Mr. Sanders generally stayed out of these arguments — he opposed releasing individual ratings publicly — but he was still scorned as a mysterious guru without proper education credentials. It didn’t help that he made no apologies for the fact that his methods were too complex for most of the teachers whose jobs depended on them to understand.

Controversies also erupted on the national stage. Teacher-centered reforms had tended to revolve around class-size ratios, broad-based salary increases and other policies that, implicitly, saw teachers as interchangeable.

Value-added results suggested that individual teachers could be the primary driver of student improvement — but only the good teachers. The research convinced Bill Gates to spend hundreds of millions of dollars on measuring and improving teacher effectiveness. After Barack Obama’s election in 2008, key advisers used the research to make teacher evaluation a cornerstone of the “Race to the Top” program that gave states economic stimulus funds in exchange for adopting a menu of education reforms.

The policy quickly became a flash point. The Obama administration wanted a substantial portion of each teacher’s rating to be based on “student growth,” which everyone understood to mean some form of value-added results. The unions wanted test scores to matter much less. The Common Core standardized tests, already disliked by opponents of federal power on the right, also gained critics on the left, who objected to their use in evaluating teachers.

The controversies put value-added methods under intense scrutiny. Critics rightly pointed out that the ratings were only as good as the tests themselves, which varied widely in quality. Many educators teach in subjects or grades in which annual testing isn’t required, making value-added scores impossible.

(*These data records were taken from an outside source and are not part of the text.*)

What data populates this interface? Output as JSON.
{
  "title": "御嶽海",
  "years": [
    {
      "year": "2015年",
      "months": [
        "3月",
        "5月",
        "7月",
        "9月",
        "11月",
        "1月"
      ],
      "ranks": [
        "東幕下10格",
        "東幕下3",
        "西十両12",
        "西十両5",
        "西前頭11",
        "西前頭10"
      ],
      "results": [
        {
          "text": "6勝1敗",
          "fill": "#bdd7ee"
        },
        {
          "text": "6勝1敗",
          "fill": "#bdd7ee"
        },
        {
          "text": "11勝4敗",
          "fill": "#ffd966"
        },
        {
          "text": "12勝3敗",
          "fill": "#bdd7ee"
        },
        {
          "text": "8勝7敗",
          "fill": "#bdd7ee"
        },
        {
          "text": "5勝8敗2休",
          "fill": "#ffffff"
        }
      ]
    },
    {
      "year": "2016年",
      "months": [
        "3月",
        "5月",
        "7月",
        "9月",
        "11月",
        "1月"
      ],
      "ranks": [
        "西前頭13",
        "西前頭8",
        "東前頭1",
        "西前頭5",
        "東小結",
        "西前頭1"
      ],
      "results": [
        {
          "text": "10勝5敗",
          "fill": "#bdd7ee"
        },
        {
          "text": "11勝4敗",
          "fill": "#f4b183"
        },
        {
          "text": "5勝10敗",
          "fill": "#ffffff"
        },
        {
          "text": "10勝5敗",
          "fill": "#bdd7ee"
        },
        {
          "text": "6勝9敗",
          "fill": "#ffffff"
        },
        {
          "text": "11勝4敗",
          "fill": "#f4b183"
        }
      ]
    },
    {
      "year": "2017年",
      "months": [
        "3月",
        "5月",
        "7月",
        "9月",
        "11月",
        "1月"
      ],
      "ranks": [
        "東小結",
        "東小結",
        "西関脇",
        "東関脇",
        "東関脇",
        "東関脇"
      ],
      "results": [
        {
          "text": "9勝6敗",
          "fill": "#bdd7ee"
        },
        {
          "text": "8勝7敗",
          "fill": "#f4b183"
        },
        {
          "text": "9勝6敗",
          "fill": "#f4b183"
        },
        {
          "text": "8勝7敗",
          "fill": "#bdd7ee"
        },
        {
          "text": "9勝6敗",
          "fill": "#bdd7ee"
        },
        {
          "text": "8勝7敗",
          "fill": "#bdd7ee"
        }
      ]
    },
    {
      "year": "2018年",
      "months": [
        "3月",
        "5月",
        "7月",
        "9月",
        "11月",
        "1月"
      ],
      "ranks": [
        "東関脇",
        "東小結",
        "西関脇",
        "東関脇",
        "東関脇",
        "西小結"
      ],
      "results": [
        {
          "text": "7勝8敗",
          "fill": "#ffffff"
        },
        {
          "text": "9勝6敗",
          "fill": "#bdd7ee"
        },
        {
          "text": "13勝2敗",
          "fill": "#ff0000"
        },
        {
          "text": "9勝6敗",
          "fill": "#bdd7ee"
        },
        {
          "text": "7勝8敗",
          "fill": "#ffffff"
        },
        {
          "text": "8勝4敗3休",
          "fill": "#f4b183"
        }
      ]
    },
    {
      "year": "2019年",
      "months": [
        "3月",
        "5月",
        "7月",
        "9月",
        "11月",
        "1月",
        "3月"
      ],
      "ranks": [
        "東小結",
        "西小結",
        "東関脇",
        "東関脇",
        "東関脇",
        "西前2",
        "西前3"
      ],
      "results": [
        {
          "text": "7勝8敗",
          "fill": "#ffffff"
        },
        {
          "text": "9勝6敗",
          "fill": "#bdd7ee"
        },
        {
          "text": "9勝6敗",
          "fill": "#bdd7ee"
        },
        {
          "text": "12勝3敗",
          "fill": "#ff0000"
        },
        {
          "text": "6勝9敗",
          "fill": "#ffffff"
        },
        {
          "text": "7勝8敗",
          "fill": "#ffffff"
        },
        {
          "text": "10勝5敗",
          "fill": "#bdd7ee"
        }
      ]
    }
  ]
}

That’s why evaluation systems in Washington, D.C., and elsewhere ultimately leaned more heavily on structured, in-person observations of teacher practice. Unlike value-added ratings, observations can provide diagnosis along with evaluation, showing teachers not just how they’re doing, but how to improve.

The American Statistical Association issued a statement urging caution in using value-added measures for “high-stakes” decisions, in part because scores for individual teachers can change significantly from year to year. But this variance exists in part because teachers are sometimes much more effective with one group of students in one year than another in the next.

Up until his death, Mr. Sanders never tired of pointing out that none of the critiques refuted the central insight of the value-added bell curve: Some teachers are much better than others, for reasons that conventional measures can’t explain. His system is still used in Tennessee today. In the last dozen years or so, the state’s scores on federal N.A.E.P. exams have improved faster than those of the average state.

His data were, he believed, inherently pro-teacher. Kati Haycock, founder of the education civil rights group the Education Trust, says that Mr. Sanders’s work revealed that teacher effectiveness “makes a huge difference in the trajectories and life chances of different kids.”

While the use of value-added ratings to hire, fire and pay teachers may have been limited by political pressure, the importance of the value-added bell curve itself continues to grow — less like a sudden explosion than a chime whose resonance gains in power over time. The questions that occupy lawmakers and administrators today are not whether to identify the most and least effective teachers, but how.

Because a Tennessee farmer turned statistician decided to write a letter to his governor, nobody will ever see the American teaching profession the same way again.